Cyclists are welcome on the State's roads, and there are purpose-built cycling paths in some areas of the State.

There is sea and air access to Tasmania. Airports are located near Hobart, Launceston, Burnie and Devonport. The Spirit of Tasmania I and II, are passenger and vehicle ships, and dock in Devonport, on the North West coast, and offer daily voyages to Melbourne. There is also air and sea access to King Island and Flinders Island and other Tasmanian islands.


Tasmania's education system offers academic, personal development and social instruction for all ages.

Schooling is compulsory from age six to 16. The State has 218 public schools and colleges, offering primary and secondary education and schooling for students with disabilities. The Tasmanian Open Learning Service caters for students who live in rural and remote areas of the State or are educated at home for other reasons. The public system is complemented by a long-standing private school system.

The University of Tasmania has campuses in Hobart, in the south, Launceston, in the north, and Burnie, in the north west. Its student population of more than 13,000 has the option of studying traditional courses or those matched to Tasmania's characteristics, such as Antarctic and Southern Ocean studies, agriculture, aquaculture, fisheries, mining, forestry and environment and wilderness studies.

The Australian Maritime College, in Launceston, is the nation's leading specialist in study relating to the shipping and fisheries industries. The college is a national centre for research and development and attracts students from throughout the Asia Pacific region.

TAFE Tasmania is part of a national system that provides technical and further education and training. The institute has campuses in the north, south and north west.

Health Services

Tasmania's health services are both accessible and high quality.

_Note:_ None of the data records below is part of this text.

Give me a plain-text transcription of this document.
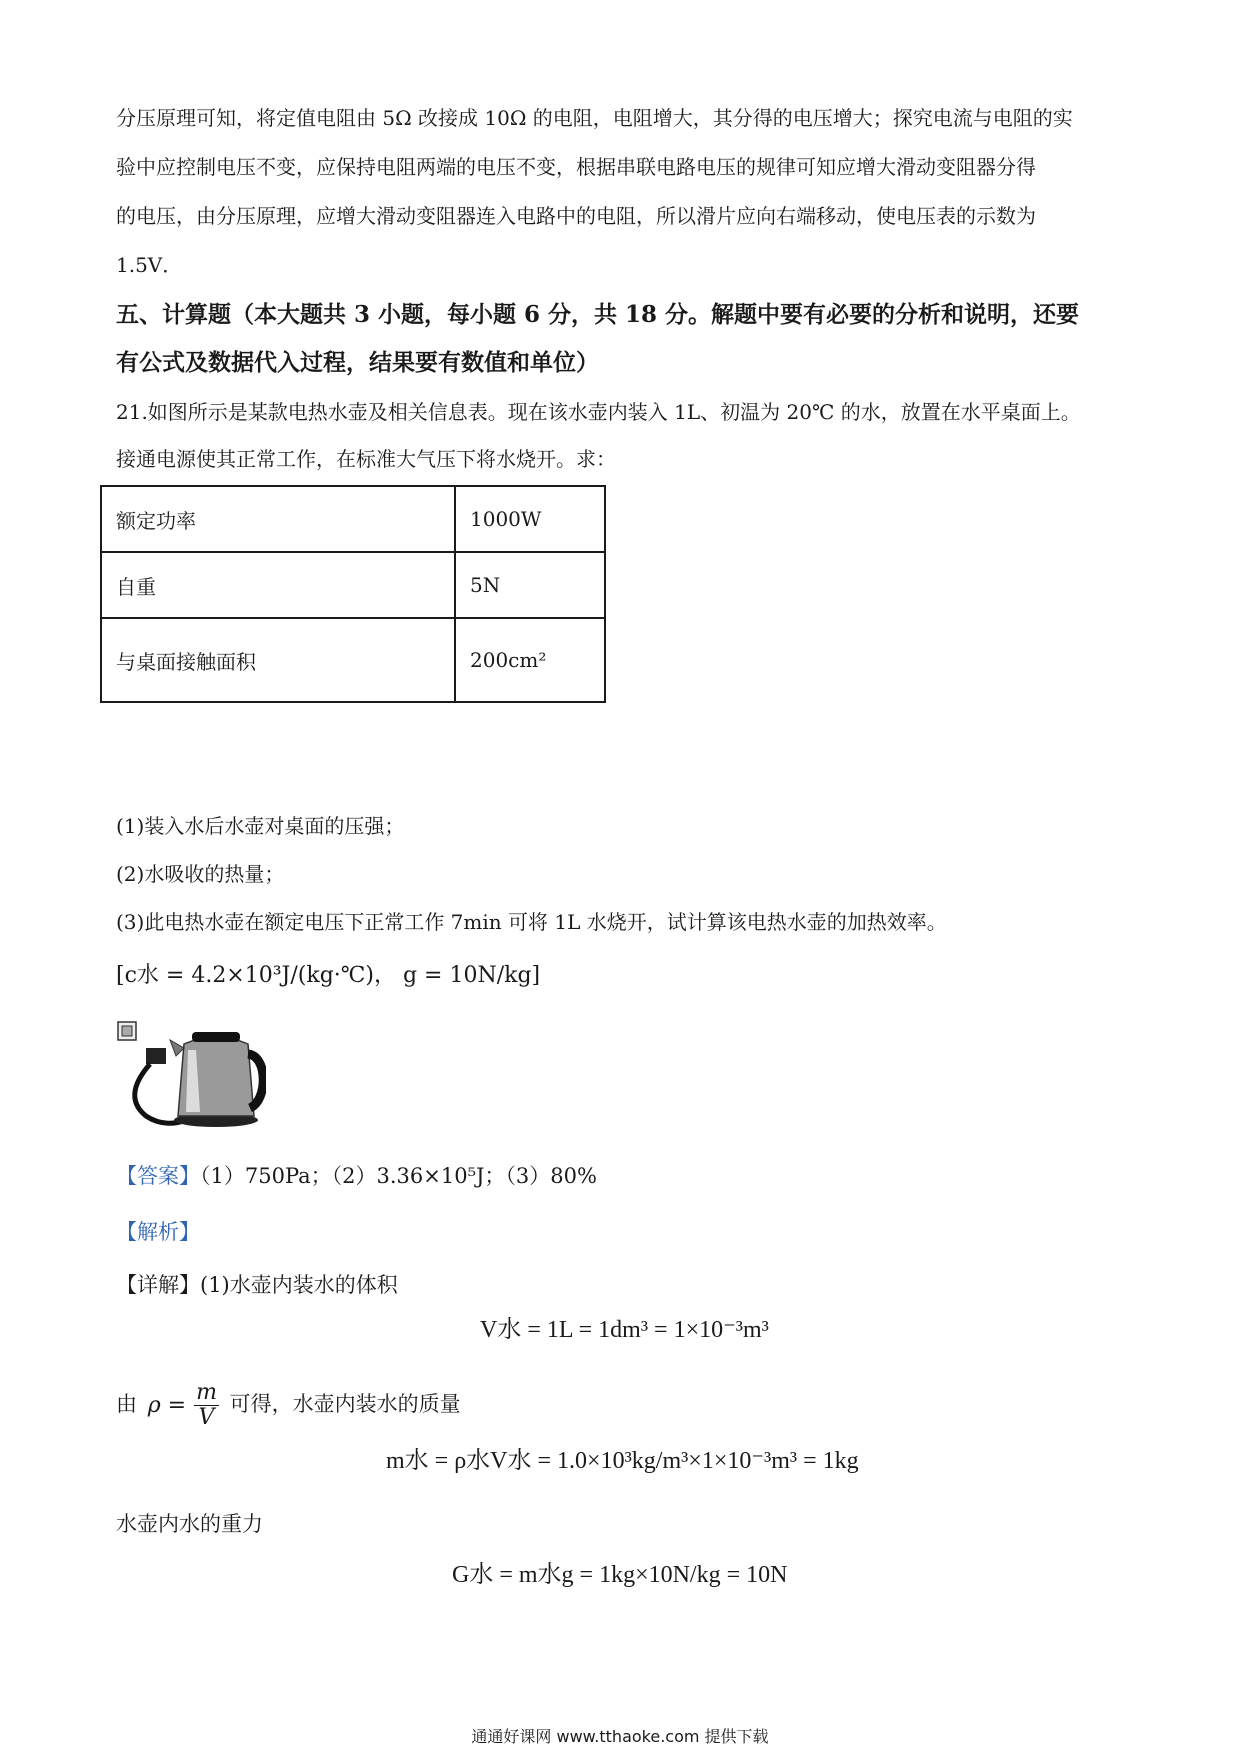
分压原理可知，将定值电阻由 5Ω 改接成 10Ω 的电阻，电阻增大，其分得的电压增大；探究电流与电阻的实
验中应控制电压不变，应保持电阻两端的电压不变，根据串联电路电压的规律可知应增大滑动变阻器分得
的电压，由分压原理，应增大滑动变阻器连入电路中的电阻，所以滑片应向右端移动，使电压表的示数为
1.5V．
五、计算题（本大题共 3 小题，每小题 6 分，共 18 分。解题中要有必要的分析和说明，还要
有公式及数据代入过程，结果要有数值和单位）
21.如图所示是某款电热水壶及相关信息表。现在该水壶内装入 1L、初温为 20℃ 的水，放置在水平桌面上。
接通电源使其正常工作，在标准大气压下将水烧开。求：
额定功率	1000W
自重	5N
与桌面接触面积	200cm²
(1)装入水后水壶对桌面的压强；
(2)水吸收的热量；
(3)此电热水壶在额定电压下正常工作 7min 可将 1L 水烧开，试计算该电热水壶的加热效率。
[c水 = 4.2×10³J/(kg·℃)， g = 10N/kg]
【答案】（1）750Pa；（2）3.36×10⁵J；（3）80%
【解析】
【详解】(1)水壶内装水的体积
V水 = 1L = 1dm³ = 1×10⁻³m³
由 $\rho = \frac{m}{V}$ 可得，水壶内装水的质量
m水 = ρ水V水 = 1.0×10³kg/m³×1×10⁻³m³ = 1kg
水壶内水的重力
G水 = m水g = 1kg×10N/kg = 10N
通通好课网 www.tthaoke.com 提供下载
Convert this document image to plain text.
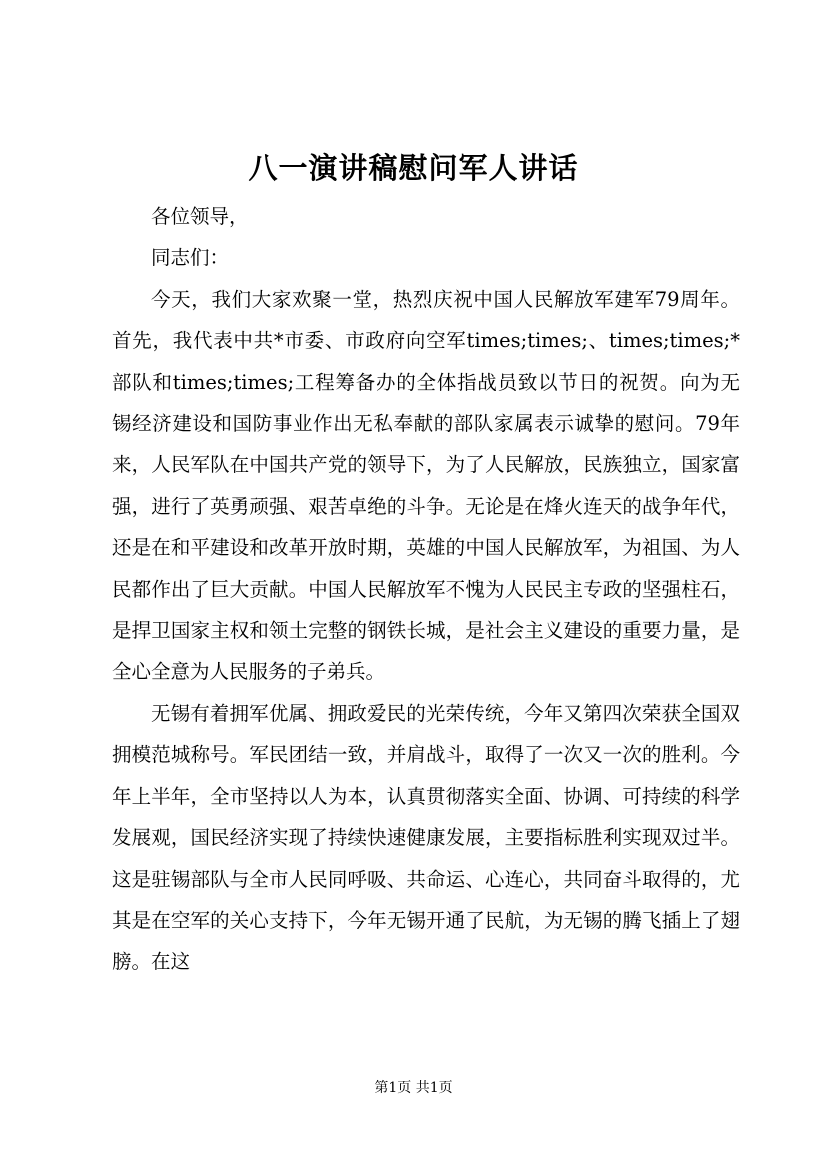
八一演讲稿慰问军人讲话

各位领导，

同志们：

今天，我们大家欢聚一堂，热烈庆祝中国人民解放军建军79周年。首先，我代表中共*市委、市政府向空军times;times;、times;times;*部队和times;times;工程筹备办的全体指战员致以节日的祝贺。向为无锡经济建设和国防事业作出无私奉献的部队家属表示诚挚的慰问。79年来，人民军队在中国共产党的领导下，为了人民解放，民族独立，国家富强，进行了英勇顽强、艰苦卓绝的斗争。无论是在烽火连天的战争年代，还是在和平建设和改革开放时期，英雄的中国人民解放军，为祖国、为人民都作出了巨大贡献。中国人民解放军不愧为人民民主专政的坚强柱石，是捍卫国家主权和领土完整的钢铁长城，是社会主义建设的重要力量，是全心全意为人民服务的子弟兵。

无锡有着拥军优属、拥政爱民的光荣传统，今年又第四次荣获全国双拥模范城称号。军民团结一致，并肩战斗，取得了一次又一次的胜利。今年上半年，全市坚持以人为本，认真贯彻落实全面、协调、可持续的科学发展观，国民经济实现了持续快速健康发展，主要指标胜利实现双过半。这是驻锡部队与全市人民同呼吸、共命运、心连心，共同奋斗取得的，尤其是在空军的关心支持下，今年无锡开通了民航，为无锡的腾飞插上了翅膀。在这

第1页 共1页
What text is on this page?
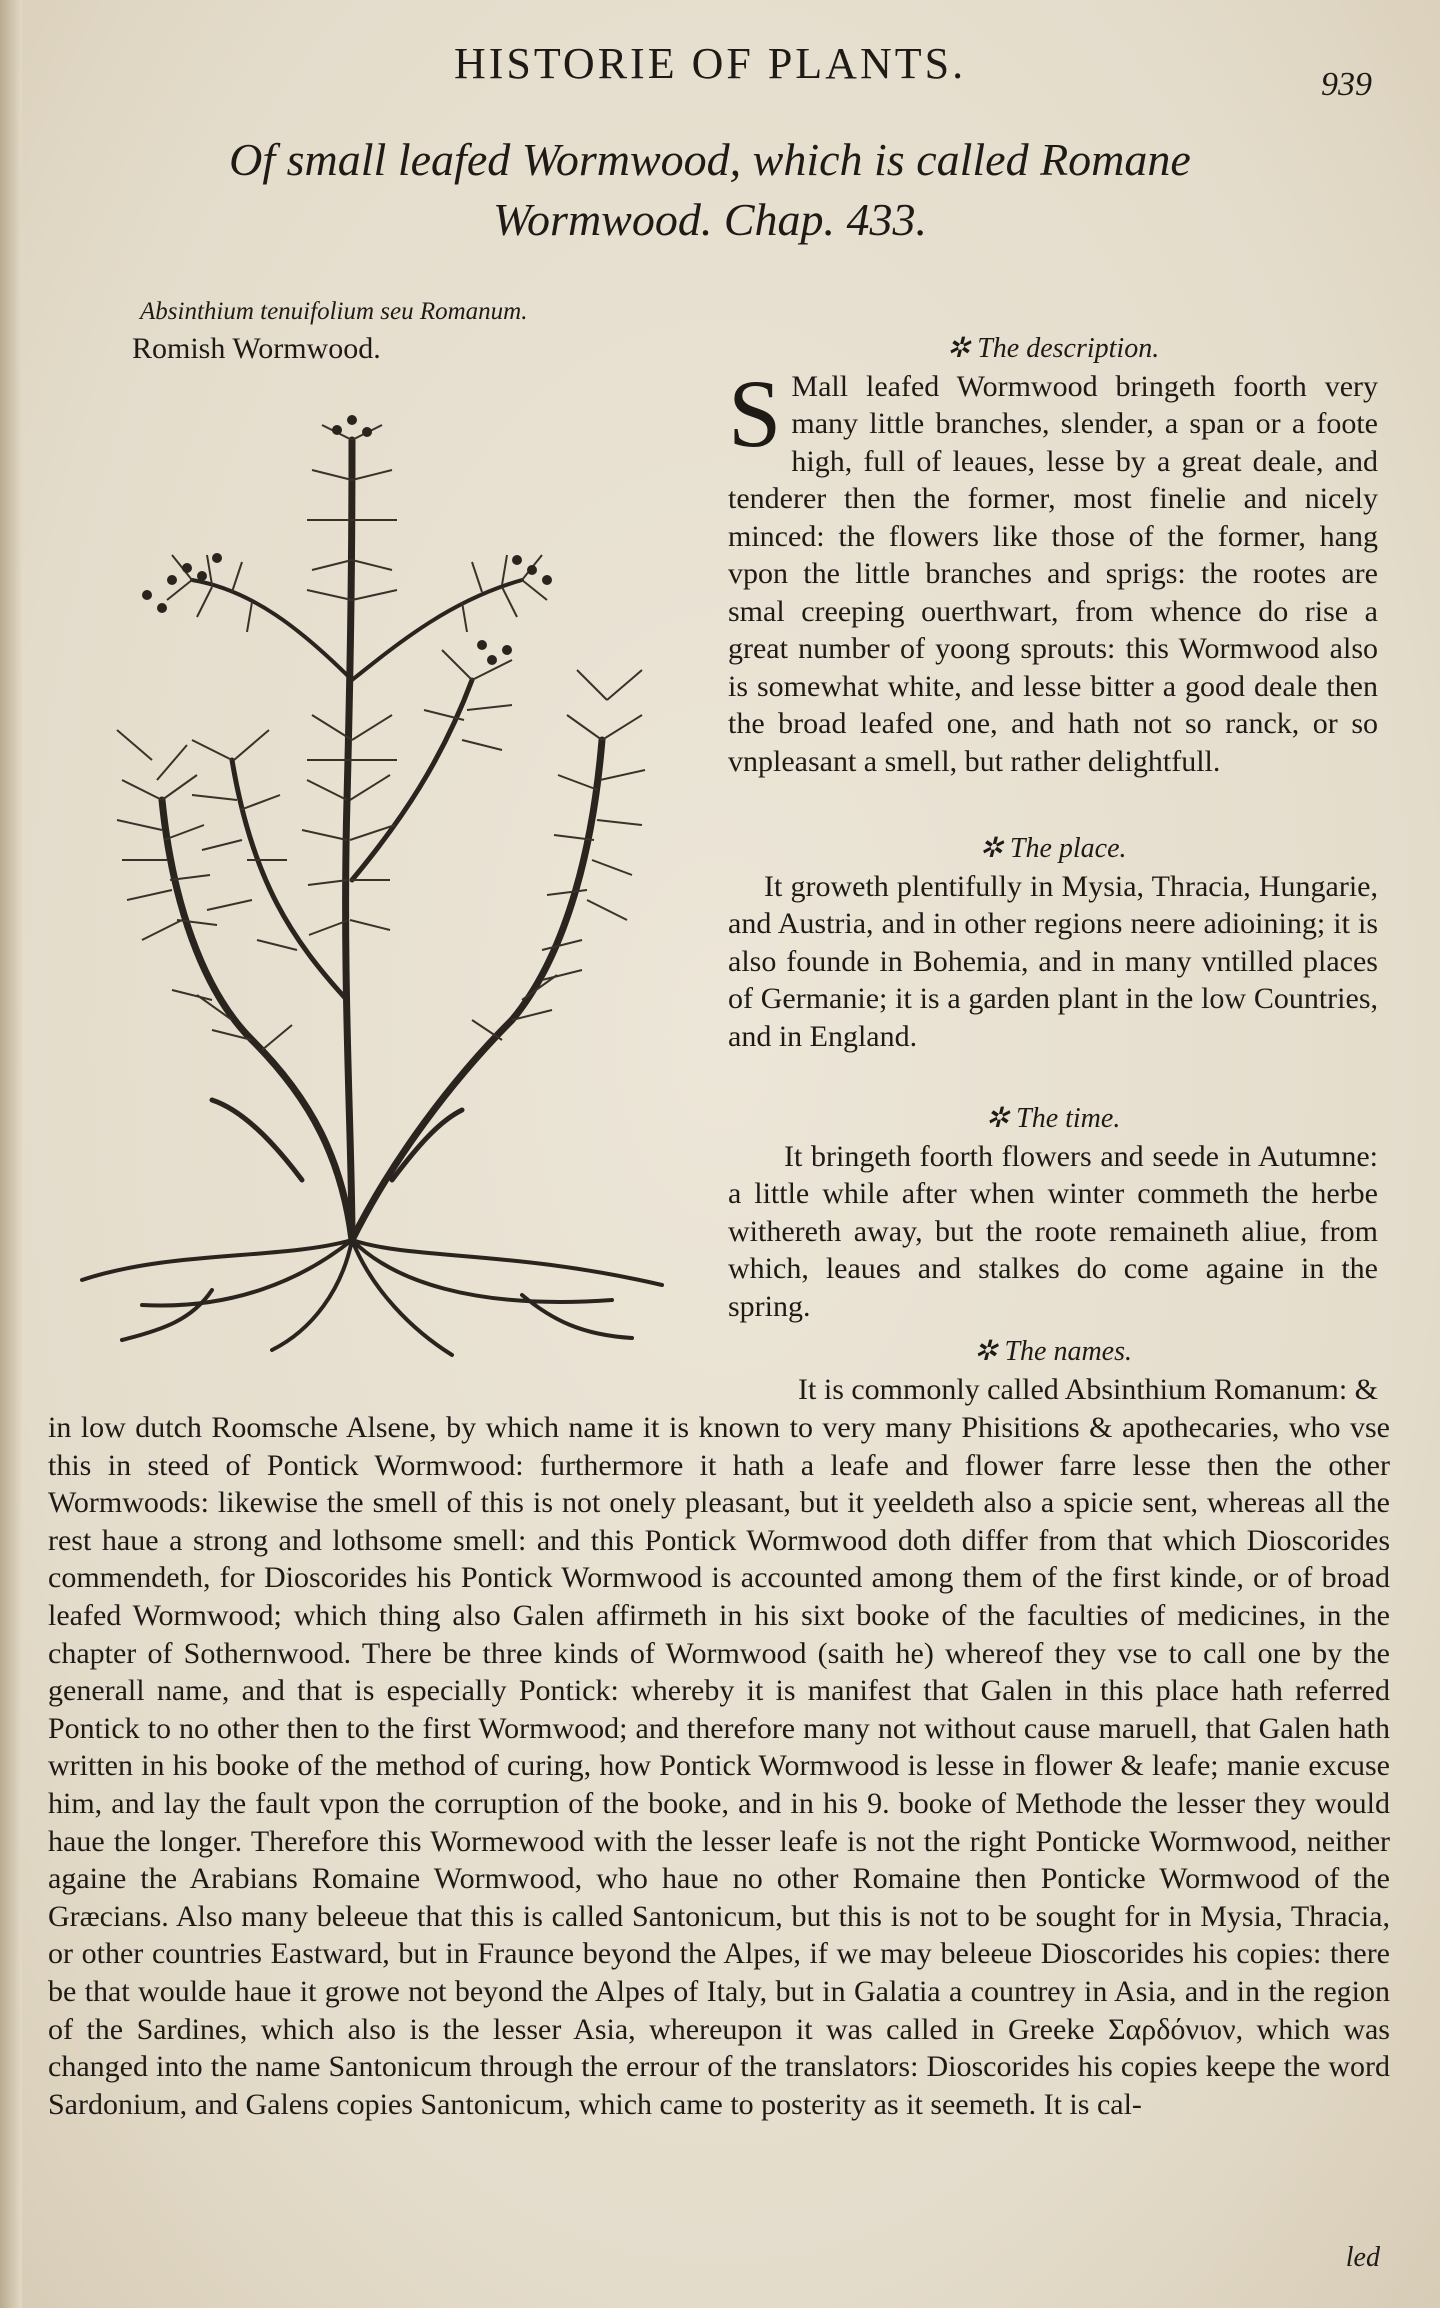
HISTORIE OF PLANTS.	939
Of small leafed Wormwood, which is called Romane
Wormwood. Chap. 433.
Absinthium tenuifolium seu Romanum.
Romish Wormwood.	✲ The description.

S Mall leafed Wormwood bringeth foorth very many little branches, slender, a span or a foote high, full of leaues, lesse by a great deale, and tenderer then the former, most finelie and nicely minced: the flowers like those of the former, hang vpon the little branches and sprigs: the rootes are smal creeping ouerthwart, from whence do rise a great number of yoong sprouts: this Wormwood also is somewhat white, and lesse bitter a good deale then the broad leafed one, and hath not so ranck, or so vnpleasant a smell, but rather delightfull.

✲ The place.

It groweth plentifully in Mysia, Thracia, Hungarie, and Austria, and in other regions neere adioining; it is also founde in Bohemia, and in many vntilled places of Germanie; it is a garden plant in the low Countries, and in England.

✲ The time.

It bringeth foorth flowers and seede in Autumne: a little while after when winter commeth the herbe withereth away, but the roote remaineth aliue, from which, leaues and stalkes do come againe in the spring.

✲ The names.

It is commonly called Absinthium Romanum: &

in low dutch Roomsche Alsene, by which name it is known to very many Phisitions & apothecaries, who vse this in steed of Pontick Wormwood: furthermore it hath a leafe and flower farre lesse then the other Wormwoods: likewise the smell of this is not onely pleasant, but it yeeldeth also a spicie sent, whereas all the rest haue a strong and lothsome smell: and this Pontick Wormwood doth differ from that which Dioscorides commendeth, for Dioscorides his Pontick Wormwood is accounted among them of the first kinde, or of broad leafed Wormwood; which thing also Galen affirmeth in his sixt booke of the faculties of medicines, in the chapter of Sothernwood. There be three kinds of Wormwood (saith he) whereof they vse to call one by the generall name, and that is especially Pontick: whereby it is manifest that Galen in this place hath referred Pontick to no other then to the first Wormwood; and therefore many not without cause maruell, that Galen hath written in his booke of the method of curing, how Pontick Wormwood is lesse in flower & leafe; manie excuse him, and lay the fault vpon the corruption of the booke, and in his 9. booke of Methode the lesser they would haue the longer. Therefore this Wormewood with the lesser leafe is not the right Ponticke Wormwood, neither againe the Arabians Romaine Wormwood, who haue no other Romaine then Ponticke Wormwood of the Græcians. Also many beleeue that this is called Santonicum, but this is not to be sought for in Mysia, Thracia, or other countries Eastward, but in Fraunce beyond the Alpes, if we may beleeue Dioscorides his copies: there be that woulde haue it growe not beyond the Alpes of Italy, but in Galatia a countrey in Asia, and in the region of the Sardines, which also is the lesser Asia, whereupon it was called in Greeke Σαρδόνιον, which was changed into the name Santonicum through the errour of the translators: Dioscorides his copies keepe the word Sardonium, and Galens copies Santonicum, which came to posterity as it seemeth. It is cal-

led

The State has three major public hospitals - the Royal Hobart Hospital, the Launceston General Hospital and the North West Regional Hospital, in Burnie. There are also private health facilities in the three main regions.

Specialist care in areas such as neurosurgery, cardiac surgery, neo-natal intensive care, vascular surgery, specialised paediatric surgery and a severe burns unit are available in limited locations. General medicine and general surgery, orthopaedic, gynaecological, ear, nose and throat surgery, obstetrics and paediatric services are available Statewide.

Department of Health and Human Services

Business in Tasmania

Tasmania has a positive business environment due to political and economic stability, low establishment and operating costs, a skilled and reliable labour force and excellent support and infrastructure.

Business costs, such as taxes, labour costs, and wage inflation, are significantly lower in Tasmania than other areas of Australia.

A Statewide hydro electricity grid provides a clean, reliable source of energy. A wind farm is planned for the north west coast and a major global energy business is being built to bring natural gas to the State via a 300km undersea pipeline.

Primary industry plays a major role in Tasmania's economy, alongside fisheries, forestry and manufacturing. The economy has expanded to include new industries focused on value-adding, services, innovation and knowledge-based activities.

Tasmanian firms have access to the latest technology. A fibre-optic cable between Tasmanian and continental Australia provides state-of-the-art, high-speed voice and data links between Tasmania and the rest of the world. Telecommunications costs are globally competitive.